Endogenous/Melancholic Depression

Monday, October 06, 2008

Description of Depression

Description of Depression
The condition that today we label depression has been described by a number of ancient writers under classification of “melancholia.” The first clinical description of melancholia was made by Hippocrates in the 4th century B.C. He also referred to swings similar to mania and depression.

Aretaeus, physician living in the 2nd century, A.D described the melancholic patient as “sad, dismayed, sleepless…They become this by their agitation and loss of refreshing sleep…At more advanced stage, they complain of a thousand futilities and desire death.” It is noteworthy that Aretaeus specifically delineated the manic-depressive cycle. Some authorities believe that he anticipated the Kraepelinian synthesis of manic depressive psychosis.
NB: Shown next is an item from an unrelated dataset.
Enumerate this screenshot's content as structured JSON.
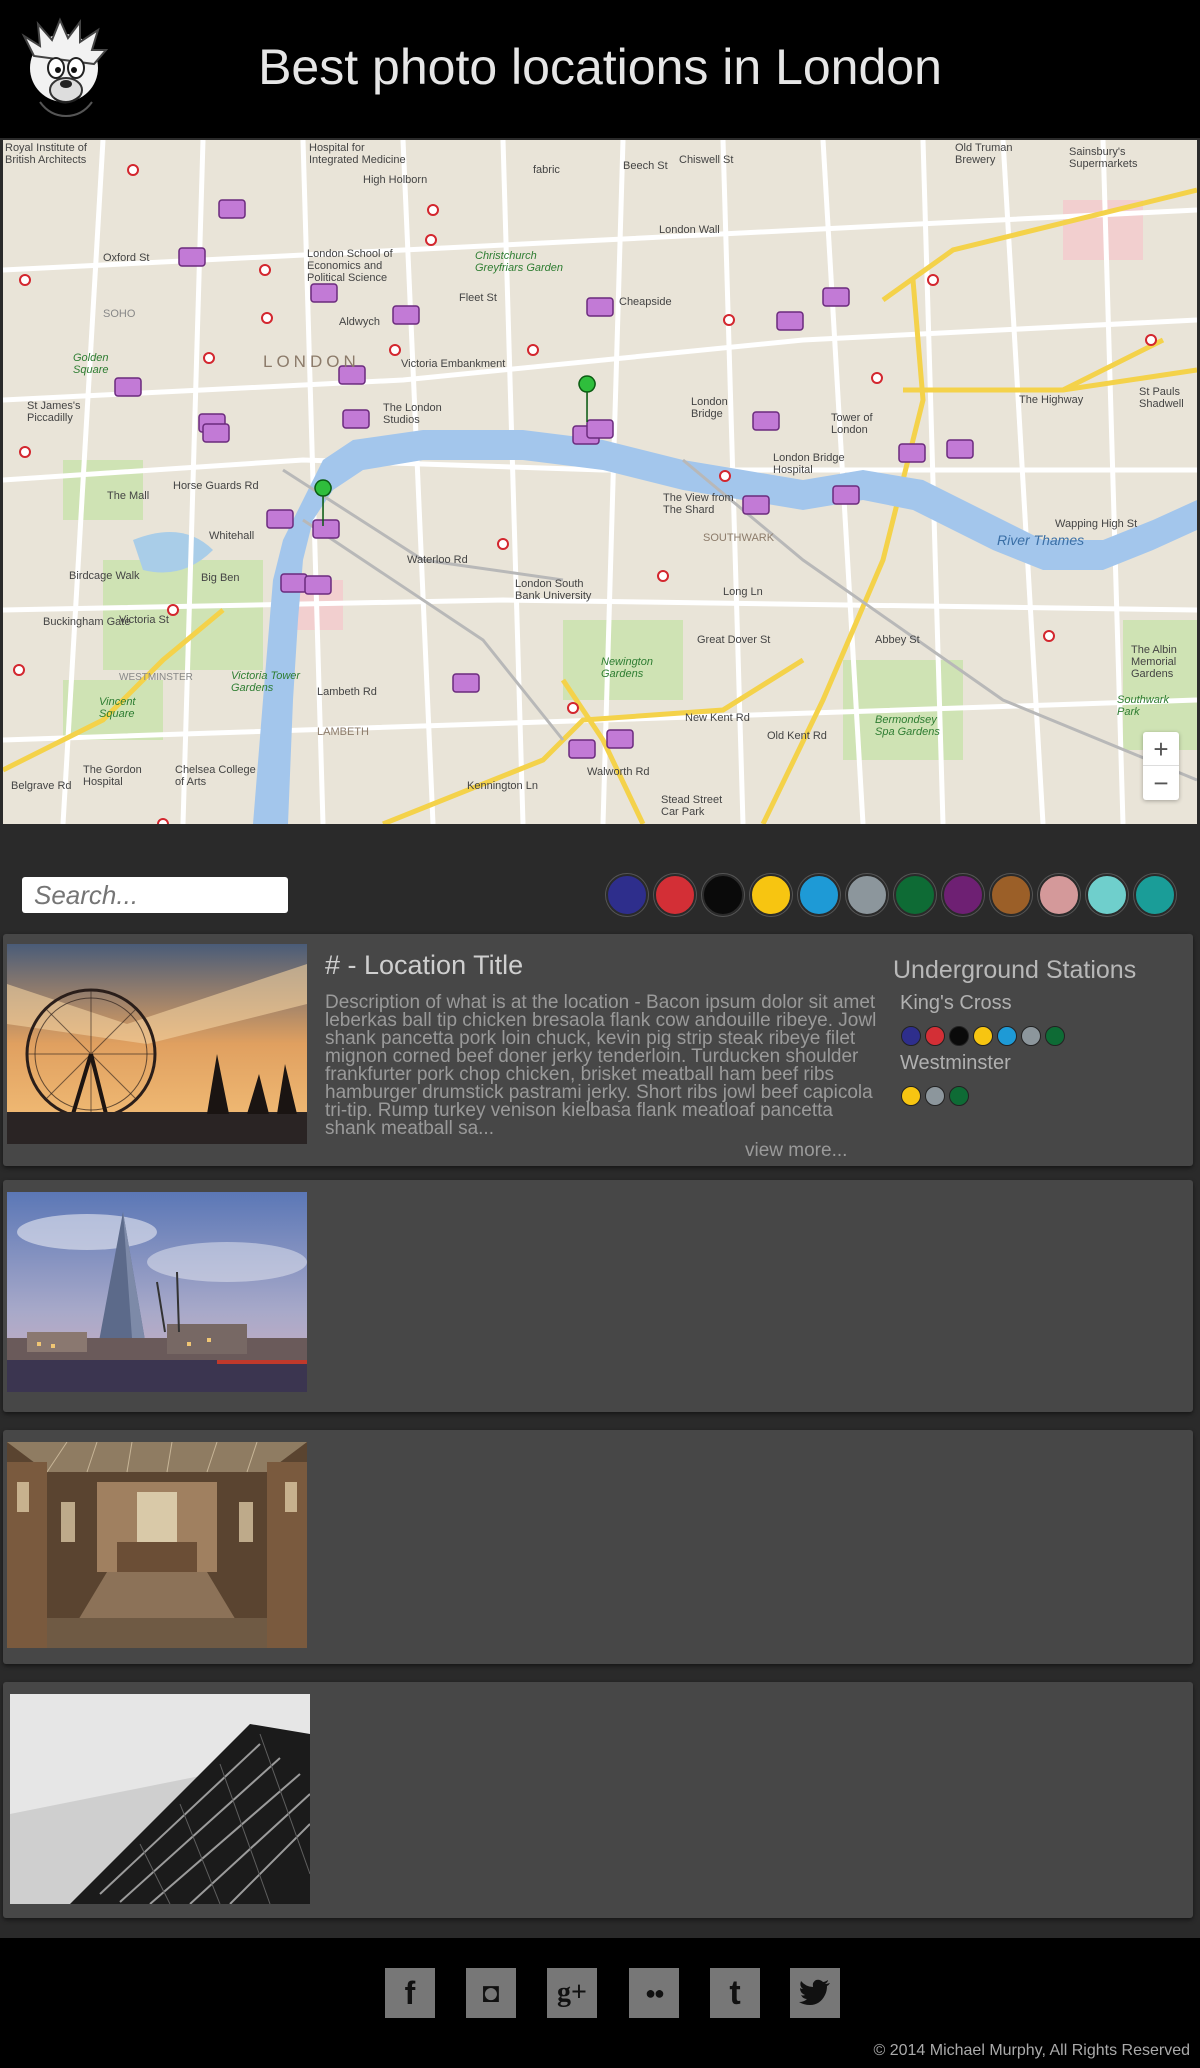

Pinel at the beginning of the nineteenth century described melancholia as follows:
“The symptoms generally comprehend by the term melancholia are taciturnity, a thoughtful pensive air, gloomy suspicious and a love of solitude. Those traits, indeed, appear to distinguish the characters of some men otherwise in good health, and frequently in prosperous circumstances. Nothing, however, can be more hideous than the figure of a melancholic brooding over his imaginary misfortune. If moreover possessed of power, and endowed with a perverse disposition and a sanguinary heart, and image is rendered still more repulsive.”
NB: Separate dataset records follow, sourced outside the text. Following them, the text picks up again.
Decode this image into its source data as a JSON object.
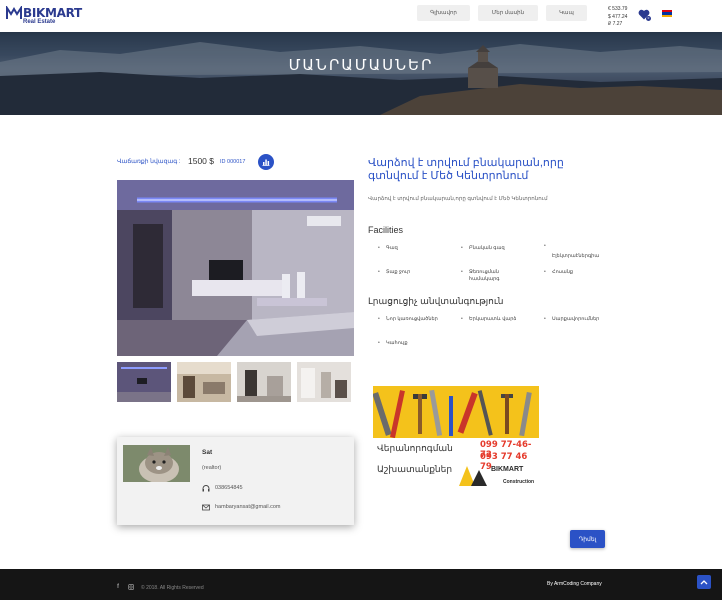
{
  "header": {
    "logo_name": "BIKMART",
    "logo_sub": "Real Estate",
    "nav": [
      "Գլխավոր",
      "Մեր մասին",
      "Կապ"
    ],
    "rates": [
      "€ 533.79",
      "$ 477.24",
      "₽ 7.27"
    ],
    "favorites_count": "0",
    "accent_color": "#2b3a8f"
  },
  "banner": {
    "title": "ՄԱՆՐԱՄԱՍՆԵՐ"
  },
  "listing": {
    "price_label": "Վաճառքի նվազագ :",
    "price_value": "1500 $",
    "id_label": "ID 000017",
    "title": "Վարձով է տրվում բնակարան,որը գտնվում է Մեծ Կենտրոնում",
    "description": "Վարձով է տրվում բնակարան,որը գտնվում է Մեծ Կենտրոնում"
  },
  "facilities": {
    "heading": "Facilities",
    "items": [
      "Գազ",
      "Բնական գազ",
      "Էլեկտրաէներգիա",
      "Տաք ջուր",
      "Ջեռուցման համակարգ",
      "Հոսանք"
    ]
  },
  "comfort": {
    "heading": "Լրացուցիչ անվտանգություն",
    "items": [
      "Նոր կառուցվածներ",
      "Երկարատև վարձ",
      "Սարքավորումներ",
      "Կահույք"
    ]
  },
  "ad": {
    "phone1": "099 77-46-72",
    "phone2": "093 77 46 79",
    "line1": "Վերանորոգման",
    "line2": "Աշխատանքներ",
    "brand": "BIKMART",
    "brand_sub": "Construction"
  },
  "agent": {
    "name": "Sat",
    "role": "(realtor)",
    "phone": "038654845",
    "email": "hambaryansat@gmail.com"
  },
  "actions": {
    "send_label": "Դիմել"
  },
  "footer": {
    "copyright": "© 2018. All Rights Reserved",
    "by": "By ArmCoding Company"
  }
}
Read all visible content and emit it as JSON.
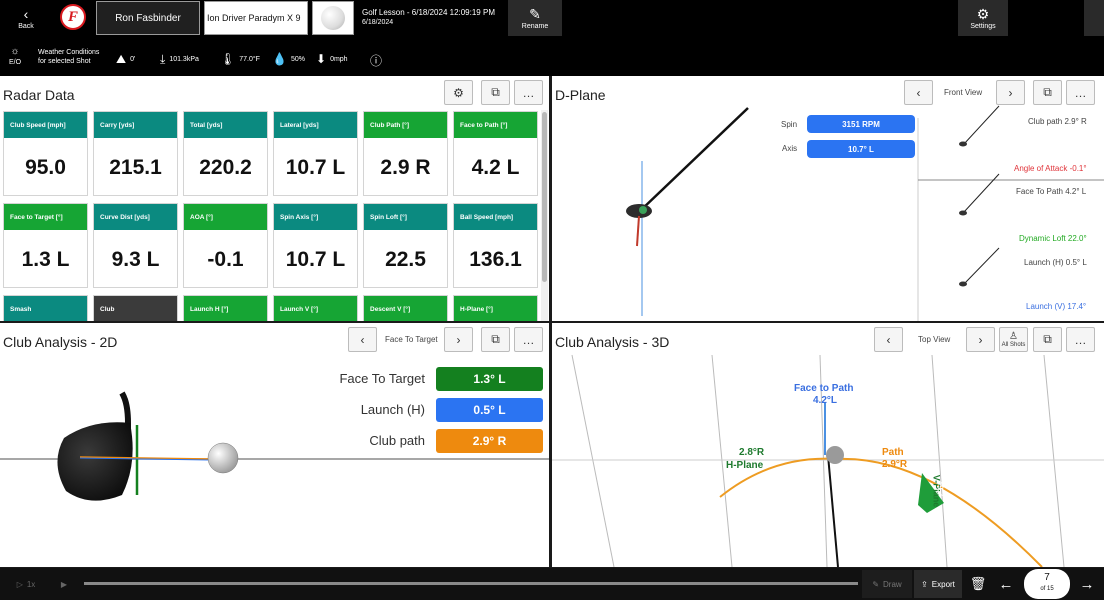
{
  "topbar": {
    "back_label": "Back",
    "player": "Ron Fasbinder",
    "club": "Ion Driver Paradym X 9",
    "session_title": "Golf Lesson - 6/18/2024 12:09:19 PM",
    "session_date": "6/18/2024",
    "rename_label": "Rename",
    "settings_label": "Settings"
  },
  "weather": {
    "icon_text": "E/O",
    "label_line1": "Weather Conditions",
    "label_line2": "for selected Shot",
    "altitude": "0'",
    "pressure": "101.3kPa",
    "temperature": "77.0°F",
    "humidity": "50%",
    "wind": "0mph"
  },
  "radar": {
    "title": "Radar Data",
    "tiles": [
      {
        "label": "Club Speed [mph]",
        "value": "95.0",
        "color": "teal"
      },
      {
        "label": "Carry [yds]",
        "value": "215.1",
        "color": "teal"
      },
      {
        "label": "Total [yds]",
        "value": "220.2",
        "color": "teal"
      },
      {
        "label": "Lateral [yds]",
        "value": "10.7 L",
        "color": "teal"
      },
      {
        "label": "Club Path [°]",
        "value": "2.9 R",
        "color": "green"
      },
      {
        "label": "Face to Path [°]",
        "value": "4.2 L",
        "color": "green"
      },
      {
        "label": "Face to Target [°]",
        "value": "1.3 L",
        "color": "green"
      },
      {
        "label": "Curve Dist [yds]",
        "value": "9.3 L",
        "color": "teal"
      },
      {
        "label": "AOA [°]",
        "value": "-0.1",
        "color": "green"
      },
      {
        "label": "Spin Axis [°]",
        "value": "10.7 L",
        "color": "teal"
      },
      {
        "label": "Spin Loft [°]",
        "value": "22.5",
        "color": "teal"
      },
      {
        "label": "Ball Speed [mph]",
        "value": "136.1",
        "color": "teal"
      },
      {
        "label": "Smash",
        "value": "",
        "color": "teal"
      },
      {
        "label": "Club",
        "value": "",
        "color": "dark"
      },
      {
        "label": "Launch H [°]",
        "value": "",
        "color": "green"
      },
      {
        "label": "Launch V [°]",
        "value": "",
        "color": "green"
      },
      {
        "label": "Descent V [°]",
        "value": "",
        "color": "green"
      },
      {
        "label": "H-Plane [°]",
        "value": "",
        "color": "green"
      }
    ]
  },
  "dplane": {
    "title": "D-Plane",
    "view_label": "Front View",
    "spin_label": "Spin",
    "spin_value": "3151 RPM",
    "axis_label": "Axis",
    "axis_value": "10.7° L",
    "club_path": "Club path  2.9° R",
    "angle_of_attack": "Angle of Attack  -0.1°",
    "face_to_path": "Face To Path  4.2° L",
    "dynamic_loft": "Dynamic Loft  22.0°",
    "launch_h": "Launch (H)  0.5° L",
    "launch_v": "Launch (V)  17.4°"
  },
  "club2d": {
    "title": "Club Analysis - 2D",
    "view_label": "Face To Target",
    "metrics": [
      {
        "label": "Face To Target",
        "value": "1.3° L",
        "color": "#14801f"
      },
      {
        "label": "Launch (H)",
        "value": "0.5° L",
        "color": "#2b74f2"
      },
      {
        "label": "Club path",
        "value": "2.9° R",
        "color": "#ee8a0e"
      }
    ]
  },
  "club3d": {
    "title": "Club Analysis - 3D",
    "view_label": "Top View",
    "all_shots_label": "All Shots",
    "face_to_path_label": "Face to Path",
    "face_to_path_value": "4.2°L",
    "hplane_value": "2.8°R",
    "hplane_label": "H-Plane",
    "path_label": "Path",
    "path_value": "2.9°R",
    "vplane_label": "V-Plane",
    "vplane_value": "49.7"
  },
  "bottom": {
    "speed_label": "1x",
    "draw_label": "Draw",
    "export_label": "Export",
    "page_current": "7",
    "page_total": "of 15"
  }
}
Because the disturbed feelings are generally a striking feature of depression, it has become customary in recent years to regard this condition as a “primary mood disorder” or as an “affective disorder.” The central importance ascribed to the feeling component of depression is exemplified by the practice of utilizing affective adjective check lists to define and measure depression. The representation of depression as an affective disorder is a misleading as it would be to designate scarlet fever as a “disorder of the skin” or as a “primary febrile disorder.” There are many components to depression other than mood deviation.

Depression may now be defined in terms of the following attributes:
  • A specific alteration in mood: sadness, loneliness, apathy
  • A negative self concept associated with self-reproaches and self blame.
  • Regressive and self punitive wishes: desires to escape, hide or die.
  • Vegetative changes: anorexia, insomnia, loss of libido
  • Change in activity level: retardation or agitation.